Предупреждения о повторной попытке форсировать канал поступали отовсюду. Чужой галлиполийский триумф бесил Дамаск. Казалось бы, сейчас не до Синая, когда восстали кочевые племена на Юге. Но название, данное Джемаль-пашой своей армии, обязывает… Как известно, голубь не долетел. Помешать могло все что угодно: от разгульной пальбы в честь невесты до коршуна («В пути вас коршун не догонит» — М. Матусовский). А то и впрямь мальчик из рогатки (пращи) попал в крыло. «Тятя! Тятя! Смотри!» Абу-Дауд, работавший в поле, увидал, что на лапку намотана бумажка, и поспешил отнести голубя представителю властей. Поцеловать руку баши — святое. Полицейскому ясно, что перед ним шифровка, медлить нельзя. Но и его губы (не только губы бедняка Ишая Абу-Дауда) тянутся к руке вышестоящего, а чтобы быть отмеченным благосклонностью начальства, нужно выбрать момент. На это уходит время. Донесение передается по инстанциям лишь при условии, что каждый передающий персонально набирает при этом очки. Потребовалось несколько месяцев, чтобы пляшущие армянские человечки, приклеенные к голубиной лапке, обратили на себя внимание разведочного бюро при штабе Четвертой армии. (На шутку: «Разведочное бывает только бурение, а бюро — разведывательное», ответим шуткой: «Ты б сидера да морчара, будто деро не твое».)
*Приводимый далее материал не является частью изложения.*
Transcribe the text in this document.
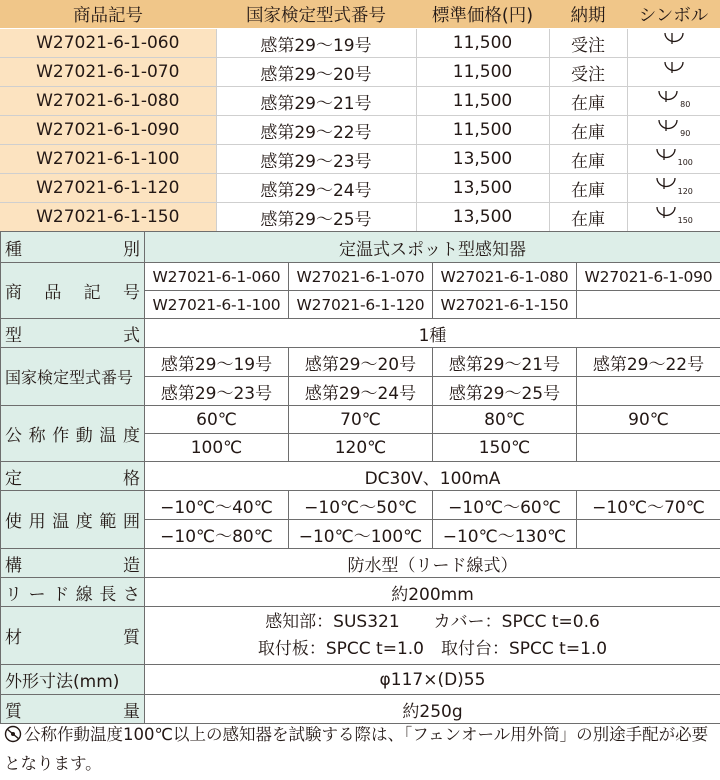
商品記号	国家検定型式番号	標準価格(円)	納期	シンボル
W27021-6-1-060	感第29～19号	11,500	受注	

W27021-6-1-070	感第29～20号	11,500	受注	

W27021-6-1-080	感第29～21号	11,500	在庫	80

W27021-6-1-090	感第29～22号	11,500	在庫	90

W27021-6-1-100	感第29～23号	13,500	在庫	100

W27021-6-1-120	感第29～24号	13,500	在庫	120

W27021-6-1-150	感第29～25号	13,500	在庫	150
種別	定温式スポット型感知器			
商品記号	W27021-6-1-060	W27021-6-1-070	W27021-6-1-080	W27021-6-1-090
	W27021-6-1-100	W27021-6-1-120	W27021-6-1-150	
型式	1種			
国家検定型式番号	感第29～19号	感第29～20号	感第29～21号	感第29～22号
	感第29～23号	感第29～24号	感第29～25号	
公称作動温度	60℃	70℃	80℃	90℃
	100℃	120℃	150℃	
定格	DC30V、100mA			
使用温度範囲	−10℃～40℃	−10℃～50℃	−10℃～60℃	−10℃～70℃
	−10℃～80℃	−10℃～100℃	−10℃～130℃	
構造	防水型（リード線式）			
リード線長さ	約200mm			
材質	感知部：SUS321　　カバー：SPCC t=0.6
取付板：SPCC t=1.0　取付台：SPCC t=1.0			

外形寸法(mm)	φ117×(D)55			
質量	約250g			
公称作動温度100℃以上の感知器を試験する際は、「フェンオール用外筒」の別途手配が必要となります。
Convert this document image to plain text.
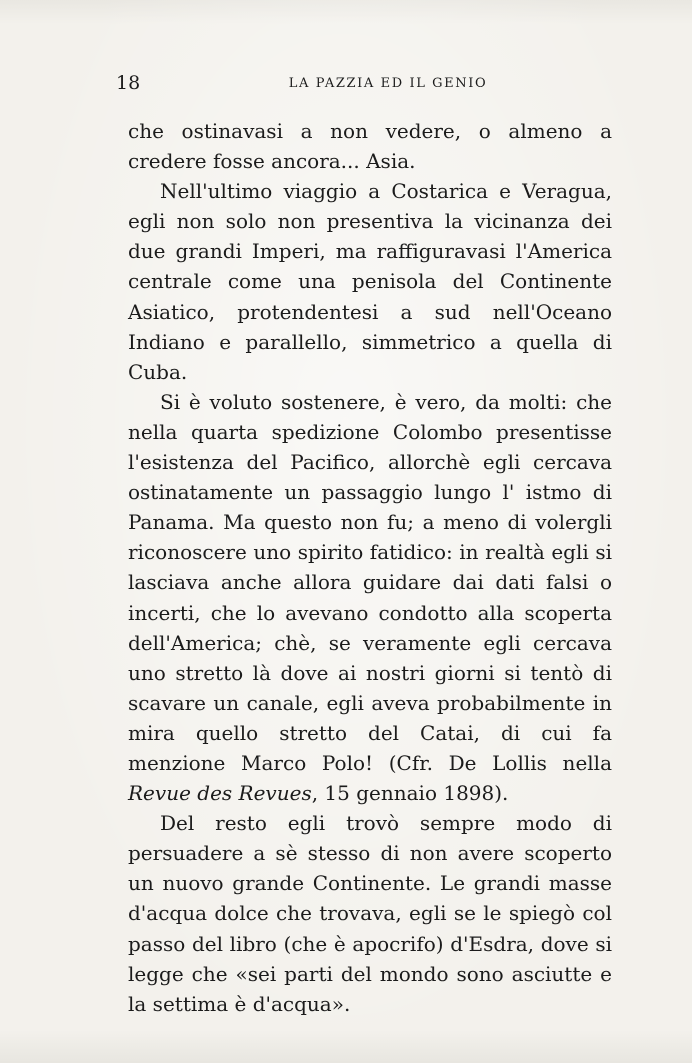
18	LA PAZZIA ED IL GENIO

che ostinavasi a non vedere, o almeno a credere fosse ancora... Asia.

Nell'ultimo viaggio a Costarica e Veragua, egli non solo non presentiva la vicinanza dei due grandi Imperi, ma raffiguravasi l'America centrale come una penisola del Continente Asiatico, protendentesi a sud nell'Oceano Indiano e parallello, simmetrico a quella di Cuba.

Si è voluto sostenere, è vero, da molti: che nella quarta spedizione Colombo presentisse l'esistenza del Pacifico, allorchè egli cercava ostinatamente un passaggio lungo l' istmo di Panama. Ma questo non fu; a meno di volergli riconoscere uno spirito fatidico: in realtà egli si lasciava anche allora guidare dai dati falsi o incerti, che lo avevano condotto alla scoperta dell'America; chè, se veramente egli cercava uno stretto là dove ai nostri giorni si tentò di scavare un canale, egli aveva probabilmente in mira quello stretto del Catai, di cui fa menzione Marco Polo! (Cfr. De Lollis nella Revue des Revues, 15 gennaio 1898).

Del resto egli trovò sempre modo di persuadere a sè stesso di non avere scoperto un nuovo grande Continente. Le grandi masse d'acqua dolce che trovava, egli se le spiegò col passo del libro (che è apocrifo) d'Esdra, dove si legge che «sei parti del mondo sono asciutte e la settima è d'acqua».
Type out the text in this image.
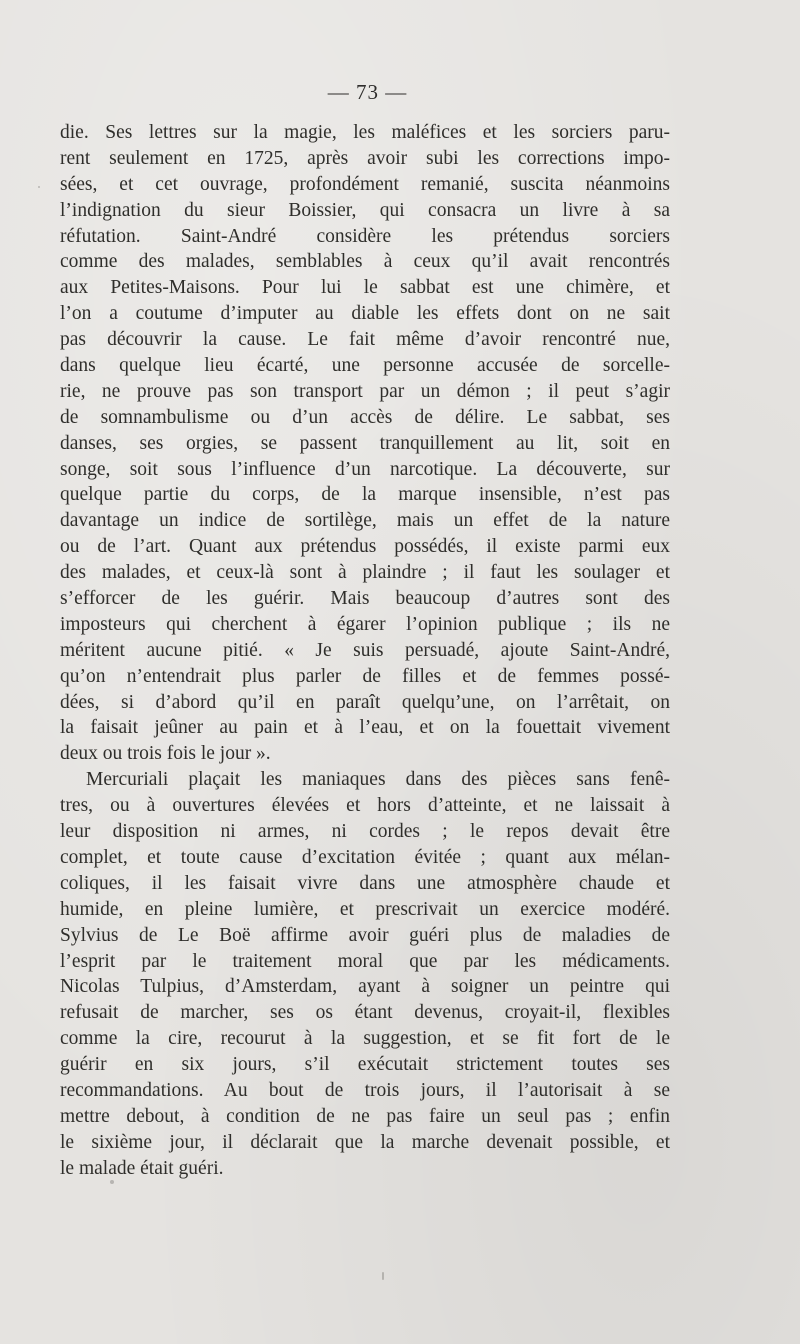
— 73 —

die. Ses lettres sur la magie, les maléfices et les sorciers paru-
rent seulement en 1725, après avoir subi les corrections impo-
sées, et cet ouvrage, profondément remanié, suscita néanmoins
l’indignation du sieur Boissier, qui consacra un livre à sa
réfutation. Saint-André considère les prétendus sorciers
comme des malades, semblables à ceux qu’il avait rencontrés
aux Petites-Maisons. Pour lui le sabbat est une chimère, et
l’on a coutume d’imputer au diable les effets dont on ne sait
pas découvrir la cause. Le fait même d’avoir rencontré nue,
dans quelque lieu écarté, une personne accusée de sorcelle-
rie, ne prouve pas son transport par un démon ; il peut s’agir
de somnambulisme ou d’un accès de délire. Le sabbat, ses
danses, ses orgies, se passent tranquillement au lit, soit en
songe, soit sous l’influence d’un narcotique. La découverte, sur
quelque partie du corps, de la marque insensible, n’est pas
davantage un indice de sortilège, mais un effet de la nature
ou de l’art. Quant aux prétendus possédés, il existe parmi eux
des malades, et ceux-là sont à plaindre ; il faut les soulager et
s’efforcer de les guérir. Mais beaucoup d’autres sont des
imposteurs qui cherchent à égarer l’opinion publique ; ils ne
méritent aucune pitié. « Je suis persuadé, ajoute Saint-André,
qu’on n’entendrait plus parler de filles et de femmes possé-
dées, si d’abord qu’il en paraît quelqu’une, on l’arrêtait, on
la faisait jeûner au pain et à l’eau, et on la fouettait vivement
deux ou trois fois le jour ».

Mercuriali plaçait les maniaques dans des pièces sans fenê-
tres, ou à ouvertures élevées et hors d’atteinte, et ne laissait à
leur disposition ni armes, ni cordes ; le repos devait être
complet, et toute cause d’excitation évitée ; quant aux mélan-
coliques, il les faisait vivre dans une atmosphère chaude et
humide, en pleine lumière, et prescrivait un exercice modéré.
Sylvius de Le Boë affirme avoir guéri plus de maladies de
l’esprit par le traitement moral que par les médicaments.
Nicolas Tulpius, d’Amsterdam, ayant à soigner un peintre qui
refusait de marcher, ses os étant devenus, croyait-il, flexibles
comme la cire, recourut à la suggestion, et se fit fort de le
guérir en six jours, s’il exécutait strictement toutes ses
recommandations. Au bout de trois jours, il l’autorisait à se
mettre debout, à condition de ne pas faire un seul pas ; enfin
le sixième jour, il déclarait que la marche devenait possible, et
le malade était guéri.
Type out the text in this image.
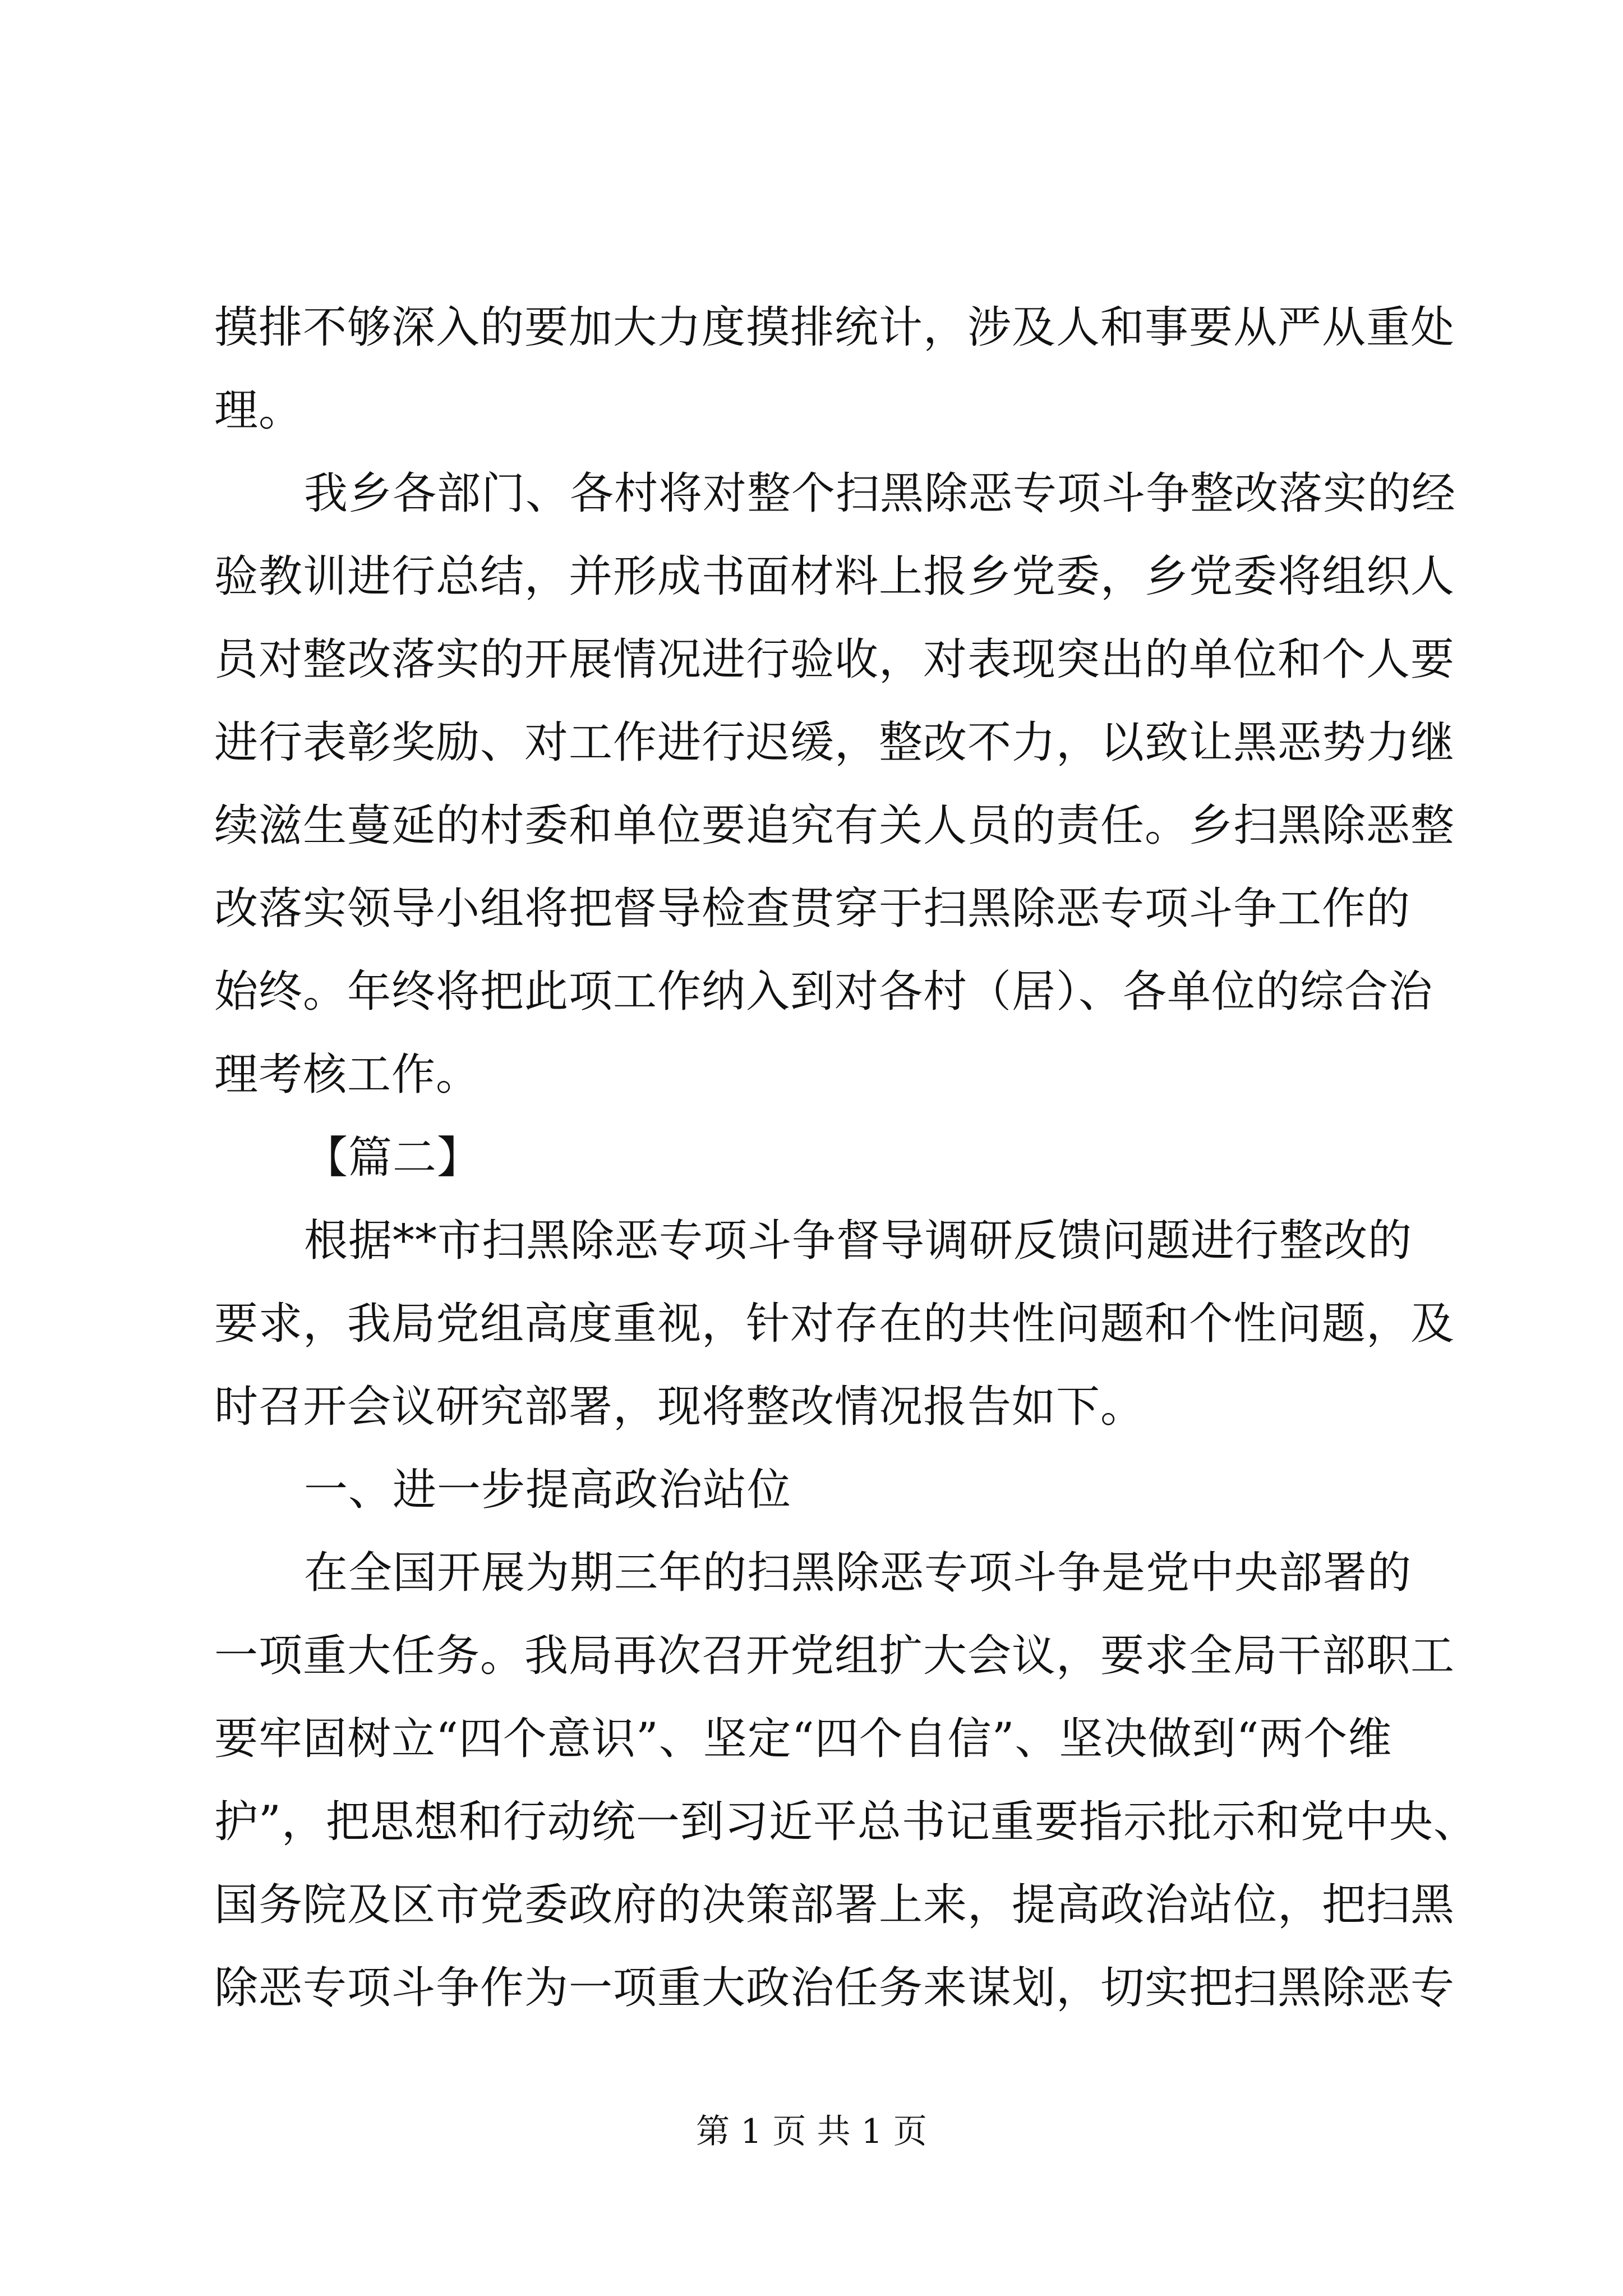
摸排不够深入的要加大力度摸排统计，涉及人和事要从严从重处
理。
我乡各部门、各村将对整个扫黑除恶专项斗争整改落实的经
验教训进行总结，并形成书面材料上报乡党委，乡党委将组织人
员对整改落实的开展情况进行验收，对表现突出的单位和个人要
进行表彰奖励、对工作进行迟缓，整改不力，以致让黑恶势力继
续滋生蔓延的村委和单位要追究有关人员的责任。乡扫黑除恶整
改落实领导小组将把督导检查贯穿于扫黑除恶专项斗争工作的
始终。年终将把此项工作纳入到对各村（居）、各单位的综合治
理考核工作。
【篇二】
根据**市扫黑除恶专项斗争督导调研反馈问题进行整改的
要求，我局党组高度重视，针对存在的共性问题和个性问题，及
时召开会议研究部署，现将整改情况报告如下。
一、进一步提高政治站位
在全国开展为期三年的扫黑除恶专项斗争是党中央部署的
一项重大任务。我局再次召开党组扩大会议，要求全局干部职工
要牢固树立“四个意识”、坚定“四个自信”、坚决做到“两个维
护”，把思想和行动统一到习近平总书记重要指示批示和党中央、
国务院及区市党委政府的决策部署上来，提高政治站位，把扫黑
除恶专项斗争作为一项重大政治任务来谋划，切实把扫黑除恶专
第 1 页 共 1 页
Това не шутила, говоря, что поедет в Иерусалим — за обещанным подарком.

— Я знаю, что камера уже ждет меня.

Сарра сказала:

— А если донесение попало к туркам? Вся их армянская улица под подозрением. Найти того, кто написал, всегда можно: по почерку, по бумаге. С раскаленными углями в ноздрях он признается: «А-а-а!.. через две недели… а-а-а!.. придет… а-а-а!..» Так что камера тебя дожидается, знаешь, какая?

Сарра словно ставила пьесу и до того вжилась в образ, что Това… обмочилась! Столь велик страх турецкого застенка. Представила себя под их турецкой пыткой. Свою камеру чуть не выбросила. Она была не только начитанной девушкой, но и очень впечатлительной, как всякая волшебница.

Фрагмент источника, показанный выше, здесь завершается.